I just want to throw in a word of caution ... whatever measures are introduced, try not to punish the legitimate applicants. Someone just starting out on this topic may not be able to provide the correct answer (or be able to spell it in English), and hence that person('s interest) may be lost.

I'm talking from my own experience here. Some i**** spammers are spoofing my email, and I promptly ended up on one of those anti-spam databases. The result: I submit quotes and proposals by email, my emails get blocked, potential customers dont receive them and I don't get the work and income. And if you find out about it 1 month later, then it's all too late. And of course you're never able to contact those anti-spam database managers, if you know who they are in the first place. That's been my major frustration for the weekend. I'm glad Messenger Mercury II is coming up :-)
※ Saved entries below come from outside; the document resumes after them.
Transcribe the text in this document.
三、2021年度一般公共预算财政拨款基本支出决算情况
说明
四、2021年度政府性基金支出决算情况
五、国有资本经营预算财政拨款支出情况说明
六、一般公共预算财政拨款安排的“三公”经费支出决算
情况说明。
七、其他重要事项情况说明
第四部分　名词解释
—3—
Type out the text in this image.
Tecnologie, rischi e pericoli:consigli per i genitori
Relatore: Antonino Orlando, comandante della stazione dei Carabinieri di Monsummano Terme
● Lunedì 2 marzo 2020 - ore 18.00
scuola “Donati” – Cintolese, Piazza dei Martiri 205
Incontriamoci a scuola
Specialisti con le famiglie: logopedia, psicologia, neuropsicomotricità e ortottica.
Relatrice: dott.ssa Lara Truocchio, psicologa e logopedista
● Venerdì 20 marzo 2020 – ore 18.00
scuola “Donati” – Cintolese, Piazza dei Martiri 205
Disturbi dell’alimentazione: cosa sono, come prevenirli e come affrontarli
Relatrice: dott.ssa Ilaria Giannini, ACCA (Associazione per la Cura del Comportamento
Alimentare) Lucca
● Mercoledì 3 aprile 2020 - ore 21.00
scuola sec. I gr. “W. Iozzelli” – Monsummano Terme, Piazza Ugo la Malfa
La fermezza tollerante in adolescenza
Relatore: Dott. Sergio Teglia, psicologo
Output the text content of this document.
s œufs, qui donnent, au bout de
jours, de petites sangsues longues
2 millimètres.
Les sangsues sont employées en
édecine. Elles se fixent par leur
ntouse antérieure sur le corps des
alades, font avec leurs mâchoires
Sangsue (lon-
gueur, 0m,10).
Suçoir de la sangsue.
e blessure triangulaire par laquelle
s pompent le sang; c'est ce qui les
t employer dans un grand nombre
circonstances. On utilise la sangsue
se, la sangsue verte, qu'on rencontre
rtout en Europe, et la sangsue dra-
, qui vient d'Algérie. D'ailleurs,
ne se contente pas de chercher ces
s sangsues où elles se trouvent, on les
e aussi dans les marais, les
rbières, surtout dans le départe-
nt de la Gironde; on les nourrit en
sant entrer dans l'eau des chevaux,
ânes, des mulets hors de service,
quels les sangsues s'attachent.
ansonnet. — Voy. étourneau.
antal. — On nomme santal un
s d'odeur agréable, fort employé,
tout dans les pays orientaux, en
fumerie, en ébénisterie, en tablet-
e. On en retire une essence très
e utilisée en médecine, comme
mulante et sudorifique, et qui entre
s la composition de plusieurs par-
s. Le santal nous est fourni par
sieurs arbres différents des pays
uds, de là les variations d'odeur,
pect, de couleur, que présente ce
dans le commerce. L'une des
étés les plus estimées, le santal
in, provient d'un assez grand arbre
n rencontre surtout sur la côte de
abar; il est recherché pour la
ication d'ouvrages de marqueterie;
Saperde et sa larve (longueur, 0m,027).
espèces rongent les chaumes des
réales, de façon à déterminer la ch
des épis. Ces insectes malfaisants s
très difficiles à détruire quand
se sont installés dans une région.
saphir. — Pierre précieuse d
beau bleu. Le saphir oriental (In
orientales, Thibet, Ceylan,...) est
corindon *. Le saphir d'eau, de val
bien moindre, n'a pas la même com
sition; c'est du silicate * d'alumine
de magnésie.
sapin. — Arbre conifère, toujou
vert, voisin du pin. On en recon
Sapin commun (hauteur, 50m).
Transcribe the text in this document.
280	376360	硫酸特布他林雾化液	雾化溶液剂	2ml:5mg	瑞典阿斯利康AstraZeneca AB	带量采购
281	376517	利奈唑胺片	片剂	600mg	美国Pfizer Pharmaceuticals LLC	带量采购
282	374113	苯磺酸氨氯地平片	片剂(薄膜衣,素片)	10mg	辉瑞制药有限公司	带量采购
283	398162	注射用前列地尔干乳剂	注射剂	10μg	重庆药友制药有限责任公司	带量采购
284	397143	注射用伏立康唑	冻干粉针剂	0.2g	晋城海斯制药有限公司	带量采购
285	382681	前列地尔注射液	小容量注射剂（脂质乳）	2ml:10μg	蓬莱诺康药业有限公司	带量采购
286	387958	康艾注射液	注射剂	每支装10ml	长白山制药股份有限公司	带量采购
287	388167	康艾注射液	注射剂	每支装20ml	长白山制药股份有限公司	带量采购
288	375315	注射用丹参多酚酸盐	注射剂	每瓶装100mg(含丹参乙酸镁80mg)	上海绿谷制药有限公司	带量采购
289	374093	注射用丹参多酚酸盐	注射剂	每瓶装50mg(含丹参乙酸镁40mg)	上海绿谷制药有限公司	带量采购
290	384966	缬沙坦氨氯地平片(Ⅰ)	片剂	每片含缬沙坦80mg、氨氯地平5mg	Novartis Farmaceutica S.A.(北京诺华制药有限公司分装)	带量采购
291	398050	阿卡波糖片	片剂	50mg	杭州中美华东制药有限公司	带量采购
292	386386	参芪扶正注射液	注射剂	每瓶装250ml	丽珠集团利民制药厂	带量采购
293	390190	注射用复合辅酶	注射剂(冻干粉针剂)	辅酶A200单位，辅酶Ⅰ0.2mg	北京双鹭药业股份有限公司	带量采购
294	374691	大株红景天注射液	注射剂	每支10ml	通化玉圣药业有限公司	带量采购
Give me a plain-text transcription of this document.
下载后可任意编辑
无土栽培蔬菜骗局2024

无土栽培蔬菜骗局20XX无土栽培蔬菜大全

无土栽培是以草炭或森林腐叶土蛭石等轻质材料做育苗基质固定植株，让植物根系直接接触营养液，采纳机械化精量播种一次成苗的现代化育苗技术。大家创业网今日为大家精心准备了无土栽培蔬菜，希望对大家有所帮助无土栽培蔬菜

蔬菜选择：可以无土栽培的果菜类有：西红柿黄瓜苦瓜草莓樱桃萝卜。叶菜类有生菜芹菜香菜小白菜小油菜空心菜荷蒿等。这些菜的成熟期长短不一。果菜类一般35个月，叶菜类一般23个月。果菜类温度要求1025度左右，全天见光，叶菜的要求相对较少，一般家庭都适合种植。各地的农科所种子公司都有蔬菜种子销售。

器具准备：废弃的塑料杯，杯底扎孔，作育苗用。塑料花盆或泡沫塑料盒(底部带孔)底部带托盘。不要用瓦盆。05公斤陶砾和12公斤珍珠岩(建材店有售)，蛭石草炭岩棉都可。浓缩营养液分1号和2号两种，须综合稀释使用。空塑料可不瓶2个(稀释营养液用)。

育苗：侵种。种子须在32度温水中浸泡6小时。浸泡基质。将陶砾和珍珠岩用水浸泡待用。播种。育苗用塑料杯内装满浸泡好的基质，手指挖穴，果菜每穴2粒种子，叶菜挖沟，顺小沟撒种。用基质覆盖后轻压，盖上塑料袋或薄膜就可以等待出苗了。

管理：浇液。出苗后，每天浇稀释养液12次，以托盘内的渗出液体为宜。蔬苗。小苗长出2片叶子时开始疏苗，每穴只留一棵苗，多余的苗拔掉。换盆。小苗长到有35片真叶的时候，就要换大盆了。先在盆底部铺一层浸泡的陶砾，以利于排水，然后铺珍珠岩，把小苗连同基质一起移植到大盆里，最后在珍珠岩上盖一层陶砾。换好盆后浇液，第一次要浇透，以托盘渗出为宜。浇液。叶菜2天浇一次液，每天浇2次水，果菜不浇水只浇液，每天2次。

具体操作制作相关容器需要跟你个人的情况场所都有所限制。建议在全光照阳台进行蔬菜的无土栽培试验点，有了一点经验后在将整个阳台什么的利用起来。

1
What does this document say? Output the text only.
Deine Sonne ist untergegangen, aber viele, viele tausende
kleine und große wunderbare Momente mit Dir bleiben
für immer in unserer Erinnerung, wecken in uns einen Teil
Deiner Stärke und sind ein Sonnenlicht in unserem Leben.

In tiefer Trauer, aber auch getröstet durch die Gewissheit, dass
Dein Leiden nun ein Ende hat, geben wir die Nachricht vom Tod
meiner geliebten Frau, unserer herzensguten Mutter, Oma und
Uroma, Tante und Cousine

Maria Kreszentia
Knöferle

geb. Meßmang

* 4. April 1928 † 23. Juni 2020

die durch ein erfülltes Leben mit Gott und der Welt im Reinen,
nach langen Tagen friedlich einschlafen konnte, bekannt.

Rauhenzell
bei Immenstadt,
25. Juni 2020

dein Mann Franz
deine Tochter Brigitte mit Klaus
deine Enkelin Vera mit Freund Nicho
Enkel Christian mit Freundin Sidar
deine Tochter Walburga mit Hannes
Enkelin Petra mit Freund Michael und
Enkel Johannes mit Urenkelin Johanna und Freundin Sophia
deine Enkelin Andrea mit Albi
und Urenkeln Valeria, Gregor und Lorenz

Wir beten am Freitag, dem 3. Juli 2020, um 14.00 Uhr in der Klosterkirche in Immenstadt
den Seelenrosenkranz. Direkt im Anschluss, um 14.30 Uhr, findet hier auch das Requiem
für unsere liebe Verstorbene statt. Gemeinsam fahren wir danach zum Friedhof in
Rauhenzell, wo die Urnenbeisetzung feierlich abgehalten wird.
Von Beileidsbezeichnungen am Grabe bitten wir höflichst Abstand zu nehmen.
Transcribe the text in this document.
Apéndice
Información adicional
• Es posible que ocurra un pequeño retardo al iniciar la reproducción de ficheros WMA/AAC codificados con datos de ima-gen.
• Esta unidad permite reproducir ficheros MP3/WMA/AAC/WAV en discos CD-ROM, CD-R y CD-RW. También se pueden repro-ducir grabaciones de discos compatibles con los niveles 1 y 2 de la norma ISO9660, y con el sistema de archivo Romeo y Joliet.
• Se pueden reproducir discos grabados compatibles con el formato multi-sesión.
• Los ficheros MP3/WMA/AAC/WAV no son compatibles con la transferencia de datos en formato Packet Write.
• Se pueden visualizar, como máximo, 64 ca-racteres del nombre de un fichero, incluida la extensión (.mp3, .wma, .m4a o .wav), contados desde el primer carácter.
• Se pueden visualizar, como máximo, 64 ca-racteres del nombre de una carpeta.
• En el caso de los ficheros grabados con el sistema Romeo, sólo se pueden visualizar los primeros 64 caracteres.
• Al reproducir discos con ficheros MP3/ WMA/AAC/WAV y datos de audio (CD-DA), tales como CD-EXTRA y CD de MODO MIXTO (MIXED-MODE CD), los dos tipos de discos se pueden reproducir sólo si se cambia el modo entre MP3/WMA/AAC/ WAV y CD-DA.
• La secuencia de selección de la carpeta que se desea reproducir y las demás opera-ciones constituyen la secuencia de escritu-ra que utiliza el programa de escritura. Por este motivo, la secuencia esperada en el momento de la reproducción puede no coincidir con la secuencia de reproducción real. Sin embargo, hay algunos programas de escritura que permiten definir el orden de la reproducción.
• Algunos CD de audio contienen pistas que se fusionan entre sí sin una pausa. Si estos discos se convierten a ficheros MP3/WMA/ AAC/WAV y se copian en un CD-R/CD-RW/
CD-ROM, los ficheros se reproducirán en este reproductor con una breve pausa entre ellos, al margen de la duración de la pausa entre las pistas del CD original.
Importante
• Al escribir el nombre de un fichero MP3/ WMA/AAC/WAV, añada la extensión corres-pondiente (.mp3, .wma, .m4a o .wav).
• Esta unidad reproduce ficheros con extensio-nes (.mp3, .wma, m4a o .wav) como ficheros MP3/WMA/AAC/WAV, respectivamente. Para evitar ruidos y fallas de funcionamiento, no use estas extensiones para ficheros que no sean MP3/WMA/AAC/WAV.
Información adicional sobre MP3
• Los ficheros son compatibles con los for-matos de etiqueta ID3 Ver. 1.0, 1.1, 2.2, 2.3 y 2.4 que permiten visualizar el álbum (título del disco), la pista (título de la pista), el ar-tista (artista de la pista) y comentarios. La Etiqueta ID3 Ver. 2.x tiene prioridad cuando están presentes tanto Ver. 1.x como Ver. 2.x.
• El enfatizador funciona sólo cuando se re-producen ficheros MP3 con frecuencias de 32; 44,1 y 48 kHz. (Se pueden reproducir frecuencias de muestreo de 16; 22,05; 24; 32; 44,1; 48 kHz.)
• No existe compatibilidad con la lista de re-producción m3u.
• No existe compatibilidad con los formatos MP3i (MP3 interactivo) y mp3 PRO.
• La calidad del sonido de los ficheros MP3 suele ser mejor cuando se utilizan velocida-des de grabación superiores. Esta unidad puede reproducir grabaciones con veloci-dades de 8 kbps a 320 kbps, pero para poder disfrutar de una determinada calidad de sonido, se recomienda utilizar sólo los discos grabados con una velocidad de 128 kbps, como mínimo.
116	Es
Posted by: djellison Oct 7 2008, 07:39 AM

The new system is working beautifully. Normal registration numbers, not a single spammer.

Posted by: Tom Tamlyn Oct 9 2008, 01:15 AM

Is there an admin address that will go to everyone on the team for reporting an infestation?

Doug is presumably asleep right now, and I don't know who's on duty.

TTT

Posted by: elakdawalla Oct 9 2008, 01:52 AM

Yep. At the lower left of each post is a button that looks like "!REPORT" Just report the post, and a PM goes to everyone on the admin team.

--Emily

Posted by: Shaka Oct 9 2008, 02:09 AM

That's a cool feature I didn't know about, Emily.
On another issue, would it perhaps be helpful to Members if Administration posted some guidelines on how UMSF should handle the issue of Rover Driver (Paolo) and our recent work with him on Terrain Drivability Analysis. Does any further discussion fall under the 'politics' ban, or is there an acceptable way to continue this thread?
Thanks for your time.

Posted by: stevesliva Oct 9 2008, 05:04 AM

Just assume that he's still reading.